Much of this tuning process is about customizing the harness to a new model’s strengths, but sometimes we encounter genuine model quirks that we can mitigate with the harness. For example, we observed one model develop what we came to call context anxiety: As its context window filled up, it would start refusing work, hedging that the task seemed too big.
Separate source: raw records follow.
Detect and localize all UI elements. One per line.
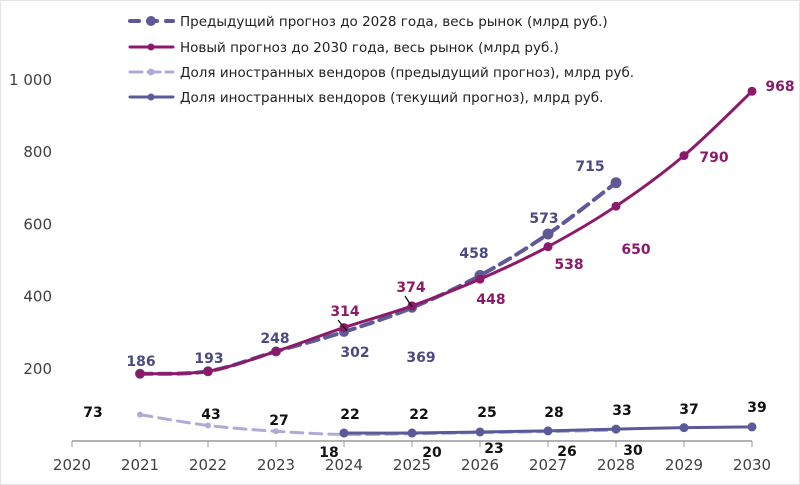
y-tick-label: 1 000: [9, 71, 52, 89]
data-point: [407, 428, 417, 438]
y-tick-label: 200: [23, 360, 52, 378]
legend-label: Новый прогноз до 2030 года, весь рынок (…: [180, 40, 559, 56]
data-label: 28: [544, 405, 563, 421]
data-point: [679, 423, 689, 433]
data-label: 314: [330, 304, 359, 320]
data-point: [475, 274, 485, 284]
data-label: 538: [554, 257, 583, 273]
x-tick-label: 2030: [733, 456, 771, 474]
legend-label: Предыдущий прогноз до 2028 года, весь ры…: [180, 14, 608, 30]
data-label: 33: [612, 403, 631, 419]
y-tick-label: 800: [23, 143, 52, 161]
data-point: [747, 422, 757, 432]
data-point: [611, 201, 621, 211]
x-tick-label: 2024: [325, 456, 363, 474]
data-point: [543, 426, 553, 436]
y-tick-label: 600: [23, 215, 52, 233]
legend-marker: [147, 93, 155, 101]
y-tick-label: 400: [23, 288, 52, 306]
data-label: 968: [765, 79, 794, 95]
data-label: 369: [406, 350, 435, 366]
data-label: 22: [409, 407, 428, 423]
data-labels: 186 193 248 302 369 458 573 715 314 374 448 538 650 7…: [83, 79, 794, 461]
x-tick-label: 2022: [189, 456, 227, 474]
data-point: [679, 151, 689, 161]
legend: Предыдущий прогноз до 2028 года, весь ры…: [128, 14, 634, 106]
data-label: 374: [396, 280, 425, 296]
x-tick-label: 2027: [529, 456, 567, 474]
legend-marker: [147, 68, 155, 76]
data-label: 715: [575, 159, 604, 175]
series-lines: [135, 86, 757, 438]
data-point: [203, 366, 213, 376]
x-tick-label: 2023: [257, 456, 295, 474]
data-point: [273, 428, 279, 435]
x-tick-label: 2028: [597, 456, 635, 474]
data-label: 193: [194, 351, 223, 367]
data-point: [135, 369, 145, 379]
data-label: 26: [557, 444, 576, 460]
data-point: [137, 411, 143, 418]
data-label: 23: [484, 441, 503, 457]
series-line-2: [138, 89, 754, 376]
x-tick-label: 2021: [121, 456, 159, 474]
data-point: [747, 86, 757, 96]
data-point: [271, 346, 281, 356]
data-label: 20: [422, 445, 442, 461]
data-point: [611, 424, 621, 434]
data-point: [339, 428, 349, 438]
data-label: 30: [623, 443, 643, 459]
data-point: [543, 242, 553, 252]
legend-label: Доля иностранных вендоров (предыдущий пр…: [180, 65, 634, 81]
data-label: 73: [83, 405, 102, 421]
data-label: 448: [476, 292, 505, 308]
legend-label: Доля иностранных вендоров (текущий прогн…: [180, 90, 603, 106]
data-label: 573: [529, 211, 558, 227]
x-tick-label: 2020: [53, 456, 91, 474]
data-label: 27: [269, 413, 288, 429]
data-label: 790: [699, 150, 728, 166]
data-label: 248: [260, 331, 289, 347]
data-point: [475, 427, 485, 437]
x-tick-label: 2026: [461, 456, 499, 474]
data-label: 22: [340, 407, 359, 423]
data-label: 458: [459, 246, 488, 262]
data-point: [205, 422, 211, 429]
axes: 2020 2021 2022 2023 2024 2025 2026 2027 2028 2029…: [9, 71, 771, 474]
data-label: 186: [126, 354, 155, 370]
x-tick-label: 2029: [665, 456, 703, 474]
legend-marker: [147, 43, 155, 51]
leader-line: [404, 295, 413, 308]
data-label: 25: [477, 405, 496, 421]
legend-marker: [146, 16, 156, 26]
data-label: 18: [319, 445, 338, 461]
x-tick-label: 2025: [393, 456, 431, 474]
data-label: 650: [621, 242, 650, 258]
data-label: 37: [679, 402, 698, 418]
data-label: 302: [340, 345, 369, 361]
data-point: [610, 177, 622, 189]
data-label: 39: [747, 400, 766, 416]
data-label: 43: [201, 407, 220, 423]
leader-line: [337, 319, 348, 332]
data-point: [542, 228, 554, 240]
We were able to reduce the behavior through prompt adjustments.
我们所有的框架抽象都是模型无关的,并且可以针对我们支持的每个模型进行深度定制。例如,OpenAI 的模型经过训练,使用基于补丁的格式编辑文件,而 Anthropic 的模型则训练使用字符串替换。任一模型都可以使用任一工具,但给它不熟悉的工具会消耗额外的推理 token 并产生更多错误。因此,在我们的框架中,我们为每个模型配备它在训练期间使用的工具格式。
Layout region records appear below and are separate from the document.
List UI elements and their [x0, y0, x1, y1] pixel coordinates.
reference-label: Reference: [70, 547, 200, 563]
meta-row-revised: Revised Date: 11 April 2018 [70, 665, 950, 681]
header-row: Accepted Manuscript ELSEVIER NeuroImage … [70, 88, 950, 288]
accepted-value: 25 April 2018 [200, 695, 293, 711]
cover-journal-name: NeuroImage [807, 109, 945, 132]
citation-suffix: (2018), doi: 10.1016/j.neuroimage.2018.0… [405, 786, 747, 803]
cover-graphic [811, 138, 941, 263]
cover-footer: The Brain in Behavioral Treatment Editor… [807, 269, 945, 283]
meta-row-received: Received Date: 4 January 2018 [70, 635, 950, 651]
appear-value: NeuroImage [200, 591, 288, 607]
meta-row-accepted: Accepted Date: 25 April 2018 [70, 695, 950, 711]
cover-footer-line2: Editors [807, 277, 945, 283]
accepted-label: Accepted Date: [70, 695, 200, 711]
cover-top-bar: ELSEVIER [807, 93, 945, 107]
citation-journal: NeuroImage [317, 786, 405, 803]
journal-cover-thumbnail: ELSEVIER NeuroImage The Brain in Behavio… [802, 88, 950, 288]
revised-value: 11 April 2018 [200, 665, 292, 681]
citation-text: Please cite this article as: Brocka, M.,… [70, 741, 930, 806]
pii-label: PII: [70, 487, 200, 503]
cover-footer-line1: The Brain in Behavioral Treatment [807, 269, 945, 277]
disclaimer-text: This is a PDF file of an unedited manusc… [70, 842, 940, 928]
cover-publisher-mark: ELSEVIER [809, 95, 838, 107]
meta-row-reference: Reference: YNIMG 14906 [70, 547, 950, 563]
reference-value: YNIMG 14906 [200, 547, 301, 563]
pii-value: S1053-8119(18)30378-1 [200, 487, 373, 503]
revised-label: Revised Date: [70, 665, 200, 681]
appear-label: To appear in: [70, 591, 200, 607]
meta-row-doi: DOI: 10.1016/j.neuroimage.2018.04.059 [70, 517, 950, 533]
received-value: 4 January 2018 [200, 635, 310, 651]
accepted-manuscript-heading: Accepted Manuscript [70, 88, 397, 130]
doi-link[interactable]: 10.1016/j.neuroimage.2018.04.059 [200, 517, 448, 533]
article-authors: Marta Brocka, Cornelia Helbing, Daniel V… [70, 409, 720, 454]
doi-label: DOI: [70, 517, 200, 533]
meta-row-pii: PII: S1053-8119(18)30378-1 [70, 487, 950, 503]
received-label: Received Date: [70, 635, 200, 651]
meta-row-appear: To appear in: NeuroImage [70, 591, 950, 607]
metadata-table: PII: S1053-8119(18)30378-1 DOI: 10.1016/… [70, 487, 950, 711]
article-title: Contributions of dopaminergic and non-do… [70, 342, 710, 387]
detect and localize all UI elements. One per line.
这种定制非常深入,包括针对不同提供者甚至不同模型版本的定制提示。OpenAI 的模型在指令遵循上往往更字面化和精确,而 Claude 则更直观,对不精确的指令容忍度更高。
当我们在模型发布前获得早期访问权时,我们会从最接近的现有模型框架开始迭代。我们运行离线评估来发现模型在何处感到困惑,让团队成员使用它并暴露问题,然后相应调整框架。我们这样迭代,直到获得一个我们认为可以发布的模型-框架组合。
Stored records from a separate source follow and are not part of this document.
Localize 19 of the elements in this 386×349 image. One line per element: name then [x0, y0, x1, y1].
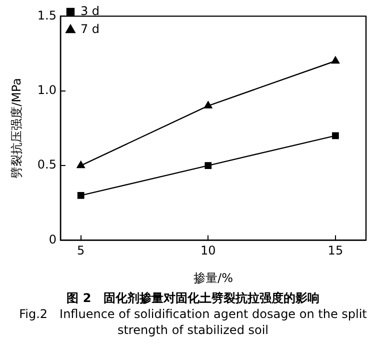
- legend-label: 7 d: [80, 22, 100, 36]
- point: [77, 192, 84, 199]
- x-tick-label: 5: [77, 244, 85, 258]
- legend-label: 3 d: [80, 4, 100, 18]
- point: [76, 160, 85, 168]
- point: [204, 162, 212, 169]
- x-tick-label: 15: [328, 244, 344, 258]
- x-axis-title: 掺量/%: [194, 270, 233, 285]
- caption: Fig.2 Influence of solidification agent dosage on the split strength of stabilized soil: [18, 306, 368, 338]
- y-tick-label: 1.5: [37, 8, 56, 22]
- caption: 图 2 固化剂掺量对固化土劈裂抗拉强度的影响: [66, 290, 320, 306]
- y-tick-label: 0.5: [37, 158, 56, 172]
- point: [331, 56, 340, 64]
- y-tick-label: 1.0: [37, 82, 56, 97]
- point: [332, 132, 339, 140]
- x-tick-label: 10: [200, 244, 216, 258]
- y-axis-title: 劈裂抗压强度/MPa: [9, 78, 24, 178]
- y-tick-label: 0: [48, 232, 56, 246]
- point: [204, 101, 212, 108]
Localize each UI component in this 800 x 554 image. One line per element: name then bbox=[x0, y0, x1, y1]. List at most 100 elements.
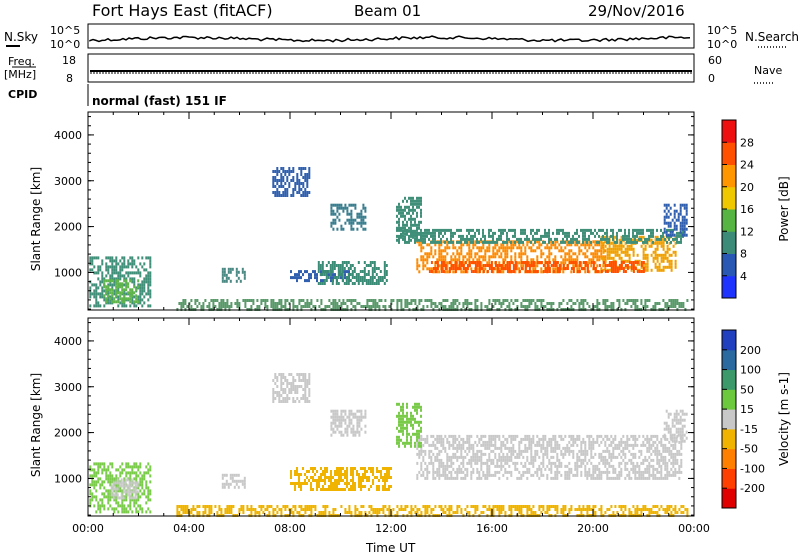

这个调优过程大部分是关于将框架定制以适应新模型的优势,但有时我们会遇到可以通过框架缓解的真正模型怪癖。例如,我们观察到某个模型出现了我们称之为“上下文焦虑”的现象:随着其上下文窗口填满,它会开始拒绝工作,推脱说任务似乎太大。我们通过提示调整减少了这种行为。
It’s especially tricky to design the harness to support users switching models mid conversation, because different models have different behaviors, prompts, and tool shapes.
When a user switches models, Cursor automatically switches to the appropriate harness, with that model’s customized set of prompts and tools. However, the model still has to apply those tools to a conversation history that was produced by a different model and is out of distribution from what it was trained on.
To address this, we add custom instructions that tell the model when it's taking over mid-chat from another model. These instructions also steer it away from calling tools that appear in the conversation history but aren't part of its own tool set.
设计框架以支持用户在对话中途切换模型尤其棘手,因为不同模型具有不同的行为、提示和工具形态。
当用户切换模型时,Cursor 会自动切换到相应的框架,使用该模型定制的一套提示和工具。然而,模型仍需将这些工具应用于由不同模型生成且偏离其训练分布的对话历史。
为了解决这个问题,我们添加了自定义指令,告诉模型何时从中途接手另一个模型的对话。这些指令还引导它避免调用对话历史中出现但不在其自身工具集中的工具。


A second challenge is that caches are provider- and model-specific, so switching means a cache miss and a slower, more expensive first turn. We have experimented with mitigating this by summarizing the conversation at switch time, which provides the model with a clean summary that reduces the cache penalty. But if the user is deep into a complex task, the summary can lose important details. We generally recommend staying with one model for the duration of a conversation unless you have a reason to switch.
Another way to sidestep the challenges of mid-conversation model switching is to instead use a subagent, which starts from a fresh context window. We recently added to the harness the ability for users to directly ask for a subagent to be run with a particular model.


第二个挑战是缓存是特定于提供者和模型的,因此切换意味着缓存未命中,导致第一轮更慢更昂贵。我们尝试通过在切换时总结对话来缓解这一问题,这为模型提供了一个干净的摘要,减少了缓存惩罚。但如果用户深入进行复杂任务,摘要可能会丢失重要细节。我们通常建议在对话期间坚持使用一个模型,除非有理由切换。
避免对话中模型切换挑战的另一种方法是改用子代理,它从全新的上下文窗口开始。我们最近在框架中添加了让用户直接请求使用特定模型运行子代理的能力。
The future of AI-assisted software engineering will be multi-agent. Instead of running every subtask through a single agent, the system will learn to delegate across specialized agents and subagents: one for planning, another for fast edits, and a third for debugging, each scoped to what it does best.
Making that work well is fundamentally a harness challenge. The system needs to know which agent to dispatch, how to frame the task for that agent's strengths, and how to stitch the results into a coherent workflow. The ability to orchestrate that kind of coordination will live in the harness rather than any single agent. This means that, while harness engineering has always been important for agent success, it's only going to be more critical going forward.
AI 辅助软件工程的未来将是多代理的。系统不会通过单个代理运行每个子任务,而是学会在专门的代理和子代理之间进行委派:一个负责规划,另一个负责快速编辑,第三个负责调试——每个代理都专注于自己最擅长的事情。
让这种模式良好运行,从根本上说是框架的挑战。系统需要知道该派遣哪个代理,如何根据代理的优势来构建任务,以及如何将结果整合成一个连贯的工作流程。协调这种协作的能力将存在于框架中,而非任何单个代理内。这意味着,尽管框架工程对于代理的成功一直很重要,但未来它将变得更加关键。